What if I told you that you knew of at least three famous people from Norfolk, Nebraska? Would you doubt me? Of course you would. Because, in reality, there are at least five famous people from the area. And you likely know who they are.
The Elkhorn Valley Museum has a great display of Norfolk residents who went on to the big time. Try these names on for size: Joyce Hall, Thurl Ravenscroft, Rosie O’Neill, Orville Carlisle and John Carson. Add on a few more names – Rollie Hall, William Hall and Dick Carson. Sound familiar?
Of course you know the Carson boys. Johnny, as the long-time host of “The Tonight Show.” Dick was a long-time director of shows, including “Jeopardy” and “Wheel of Fortune.”
The Carsons were born in Iowa, but lived most of their youth in Norfolk. Johnny is the more famous one, but Dick starred in a commercial highlighting siblings of stars. Johnny Carson’s 30-year run on the late-night hit NBC show earned him six Emmy Awards and a ton of other honors.
Ever hear of a Kewpie doll? They were created by Rosie O’Neill. O’Neill was an artist and writer, who created the Kewpie dolls as comic strip characters in the early 1900s. A German toy company started manufacturing the dolls, and soon, they sold like hot cakes. They were among the first mass-marketed toys in American history.
O’Neill’s family moved from Pennsylvania to Norfolk when she was three. O’Neill went on to write novels. She was also active in the women’s suffrage movement.
You’ve heard this man’s voice over several decades. If you’ve ever eaten a bowl of Frosted Flakes, you’ve likely quoted him. “They’re Grrrreattt!” was spoken by Thurl Ravenscroft for more than 50 years as the voice of Tony the Tiger.
Ravenscroft, born in Norfolk in 1914, headed west to California at the age of 19. He performed in bands during the Big Band era. His band, the Mellomen, backed up Bing Crosby, Spike Jones and Rosemary Clooney. The band even performed in Disney movies, including the original “Pocahontas.” Later, Ravenscroft voiced Disneyland attractions, including the Pirates of the Caribbean ride and the Haunted Mansion. He was the lead voice of the singing busts in the mansion.
Now, say you’ve never seen a Tony the Tiger commercial or been to Disneyland, it’s still likely you’ve likely heard Ravenscroft’s voice on television. Ever seen “The Grinch who Stole Christmas?” Do you think that’s Boris Karloff singing “You’re a Mean One Lisa Grinch?” Err, “Mr. Grinch.” Nope. It’s Nebraska’s own Thurl Ravenscroft. His name was accidentally left out of the credits. He also sang “No Dogs Allowed” for the “Peanuts” movie, “Snoopy, Come Home.”
Have you ever launched a model rocket? Ever watched one being launched? The inventor of the model rocket hails from Norfolk. Orville Carlisle is credited with being the founder of the model rocket. Born in 1917, he was fascinated with space travel as the world started working its way there.
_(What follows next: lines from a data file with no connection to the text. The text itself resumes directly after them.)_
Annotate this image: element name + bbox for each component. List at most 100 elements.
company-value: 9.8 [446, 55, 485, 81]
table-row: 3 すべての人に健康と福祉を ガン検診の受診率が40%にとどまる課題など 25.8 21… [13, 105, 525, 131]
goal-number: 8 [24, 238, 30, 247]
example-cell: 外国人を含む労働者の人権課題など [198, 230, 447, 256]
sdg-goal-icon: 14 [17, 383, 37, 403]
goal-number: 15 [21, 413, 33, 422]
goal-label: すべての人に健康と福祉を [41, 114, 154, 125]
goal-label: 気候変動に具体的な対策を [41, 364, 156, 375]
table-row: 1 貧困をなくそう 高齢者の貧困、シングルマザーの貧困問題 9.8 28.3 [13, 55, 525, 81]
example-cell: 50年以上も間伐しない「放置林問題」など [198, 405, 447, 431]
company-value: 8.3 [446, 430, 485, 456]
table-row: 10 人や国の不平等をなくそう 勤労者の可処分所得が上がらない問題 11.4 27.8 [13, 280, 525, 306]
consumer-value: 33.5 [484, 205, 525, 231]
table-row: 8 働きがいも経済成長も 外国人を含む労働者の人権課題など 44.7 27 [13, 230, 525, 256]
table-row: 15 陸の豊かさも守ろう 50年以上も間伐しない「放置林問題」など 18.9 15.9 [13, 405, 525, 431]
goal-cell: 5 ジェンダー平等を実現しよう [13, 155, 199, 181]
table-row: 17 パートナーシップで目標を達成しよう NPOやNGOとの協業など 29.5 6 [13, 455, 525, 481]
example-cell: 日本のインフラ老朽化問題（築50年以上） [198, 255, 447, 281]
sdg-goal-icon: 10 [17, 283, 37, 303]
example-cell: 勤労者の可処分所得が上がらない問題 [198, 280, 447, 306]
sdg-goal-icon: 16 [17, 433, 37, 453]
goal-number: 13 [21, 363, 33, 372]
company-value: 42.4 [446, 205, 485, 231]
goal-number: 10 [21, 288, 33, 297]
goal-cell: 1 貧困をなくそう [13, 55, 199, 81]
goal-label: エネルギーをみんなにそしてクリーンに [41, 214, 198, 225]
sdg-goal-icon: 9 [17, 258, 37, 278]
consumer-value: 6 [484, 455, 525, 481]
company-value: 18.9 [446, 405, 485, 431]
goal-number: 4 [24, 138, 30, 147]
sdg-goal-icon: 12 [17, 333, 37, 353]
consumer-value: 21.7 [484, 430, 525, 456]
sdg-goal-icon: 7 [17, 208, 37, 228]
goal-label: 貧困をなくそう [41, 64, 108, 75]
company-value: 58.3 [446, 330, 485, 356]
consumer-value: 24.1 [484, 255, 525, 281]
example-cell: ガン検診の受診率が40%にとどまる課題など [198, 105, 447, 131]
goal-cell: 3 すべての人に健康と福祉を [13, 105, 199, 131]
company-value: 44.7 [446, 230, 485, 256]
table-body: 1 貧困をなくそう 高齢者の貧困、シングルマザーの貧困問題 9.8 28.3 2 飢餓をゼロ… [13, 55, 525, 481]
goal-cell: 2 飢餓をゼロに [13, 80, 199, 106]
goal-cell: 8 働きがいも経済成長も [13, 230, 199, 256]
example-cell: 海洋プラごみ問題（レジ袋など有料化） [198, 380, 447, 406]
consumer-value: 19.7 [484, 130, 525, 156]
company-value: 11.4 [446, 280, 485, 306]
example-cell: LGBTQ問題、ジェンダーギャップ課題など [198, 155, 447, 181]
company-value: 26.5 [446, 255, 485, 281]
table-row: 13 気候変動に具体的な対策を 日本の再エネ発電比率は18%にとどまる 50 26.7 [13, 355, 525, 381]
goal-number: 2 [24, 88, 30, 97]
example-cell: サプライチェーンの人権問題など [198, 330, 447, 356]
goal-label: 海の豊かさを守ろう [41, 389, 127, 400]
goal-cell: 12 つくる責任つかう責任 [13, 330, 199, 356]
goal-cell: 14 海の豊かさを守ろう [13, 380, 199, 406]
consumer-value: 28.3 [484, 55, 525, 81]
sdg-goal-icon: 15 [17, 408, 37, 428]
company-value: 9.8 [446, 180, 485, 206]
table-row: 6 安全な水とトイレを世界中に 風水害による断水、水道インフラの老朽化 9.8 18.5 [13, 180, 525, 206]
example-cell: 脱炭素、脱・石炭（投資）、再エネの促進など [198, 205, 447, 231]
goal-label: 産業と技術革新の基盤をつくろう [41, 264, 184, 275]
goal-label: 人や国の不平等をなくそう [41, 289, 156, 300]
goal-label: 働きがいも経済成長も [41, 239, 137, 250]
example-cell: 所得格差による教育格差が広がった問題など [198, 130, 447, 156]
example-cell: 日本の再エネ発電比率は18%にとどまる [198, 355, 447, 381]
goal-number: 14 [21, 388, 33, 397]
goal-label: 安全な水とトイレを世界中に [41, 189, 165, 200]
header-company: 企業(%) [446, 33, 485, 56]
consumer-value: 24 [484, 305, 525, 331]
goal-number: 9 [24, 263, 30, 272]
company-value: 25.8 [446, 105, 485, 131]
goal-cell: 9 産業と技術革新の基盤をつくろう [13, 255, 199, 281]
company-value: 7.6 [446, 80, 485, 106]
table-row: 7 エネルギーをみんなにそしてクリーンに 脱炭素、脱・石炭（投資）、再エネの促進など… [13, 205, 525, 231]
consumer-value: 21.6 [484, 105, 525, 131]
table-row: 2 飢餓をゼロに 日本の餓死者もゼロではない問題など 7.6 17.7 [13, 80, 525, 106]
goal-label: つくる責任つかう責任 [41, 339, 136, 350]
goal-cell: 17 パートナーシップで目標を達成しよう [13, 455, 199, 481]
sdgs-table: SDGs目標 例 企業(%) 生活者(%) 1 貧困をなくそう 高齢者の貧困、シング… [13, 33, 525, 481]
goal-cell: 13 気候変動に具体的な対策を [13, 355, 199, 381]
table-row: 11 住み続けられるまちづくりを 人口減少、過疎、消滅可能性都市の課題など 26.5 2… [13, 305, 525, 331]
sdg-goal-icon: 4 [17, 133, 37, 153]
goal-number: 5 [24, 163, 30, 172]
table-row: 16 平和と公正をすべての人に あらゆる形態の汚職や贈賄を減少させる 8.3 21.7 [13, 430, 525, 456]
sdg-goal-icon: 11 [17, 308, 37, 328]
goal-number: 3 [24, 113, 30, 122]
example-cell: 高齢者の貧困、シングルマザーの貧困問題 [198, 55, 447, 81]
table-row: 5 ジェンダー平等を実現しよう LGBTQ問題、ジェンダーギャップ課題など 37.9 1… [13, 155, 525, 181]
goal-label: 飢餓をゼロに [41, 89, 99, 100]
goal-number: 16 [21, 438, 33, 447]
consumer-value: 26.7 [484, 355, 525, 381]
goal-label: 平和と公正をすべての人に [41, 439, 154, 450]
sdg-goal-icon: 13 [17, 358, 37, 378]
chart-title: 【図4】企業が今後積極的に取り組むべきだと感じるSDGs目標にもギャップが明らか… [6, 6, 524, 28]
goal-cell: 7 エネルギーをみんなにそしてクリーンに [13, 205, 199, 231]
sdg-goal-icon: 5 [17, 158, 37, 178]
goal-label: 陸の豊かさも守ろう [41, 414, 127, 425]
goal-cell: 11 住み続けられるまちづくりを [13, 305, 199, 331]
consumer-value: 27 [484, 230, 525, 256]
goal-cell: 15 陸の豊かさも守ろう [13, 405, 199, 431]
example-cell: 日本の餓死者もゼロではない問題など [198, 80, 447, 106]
Two of his original “Rock-A-Chute” models are on display at the National Air and Space Museum.
The final group of Norfolk residents who went on to fame are the three Hall brothers. What did they do? Well, in 1908, they bought a store in Norfolk and started selling postcards. In 1910, they realized they had a limited market in the northeast Nebraska community. So, youngest brother Joyce packed up a shoebox full of postcards, hopped a train and landed himself in Kansas City, Missouri.
He went drug store to drug store, gift shop to gift shop. He tried marketing to book stores, even wholesalers. Then, in 1915, he lost his inventory of postcards to a fire. Well, that took care of that, huh?
The Hall brothers secured a loan and bought an engraving firm. Then, a couple years later, brother William sold the shop in Norfolk and relocated to KC. The brothers launched a new company – the Hall Brothers. You know them as Hallmark, maker of greeting cards, ornaments and sentimental holiday movies.
All this fame from a small rural city in Nebraska. That is truly impressive. There are large cities that turn out a handful of famous people.
The Elkhorn Valley Museum celebrates more than its famous brethren. It’s home to the first square-turning tractor in the world. Invented in 1911, the tractor allowed the driver to make a 90-degree turn. Farmers could work closer to the fence line. A few hundred were manufactured. The museum obtained one of them.
The museum takes a look at the history of the region – from prehistoric times to contemporary days. You can see fossils found in the area of mammoths and other creatures.
Area Native American tribes recognized in the museum include the Santee, which is my tribe. Other tribes include the Ponca and the Winnebago.
The museum documents the explorers and pioneers, who visited the area.
A gallery – Grandma’s Kitchen – contains a variety of older household items.
The Norfolk museum is a nice place to visit. It does a good job of tracking the history of the region and recognizing major events and people. It’s definitely worth a visit when in the area.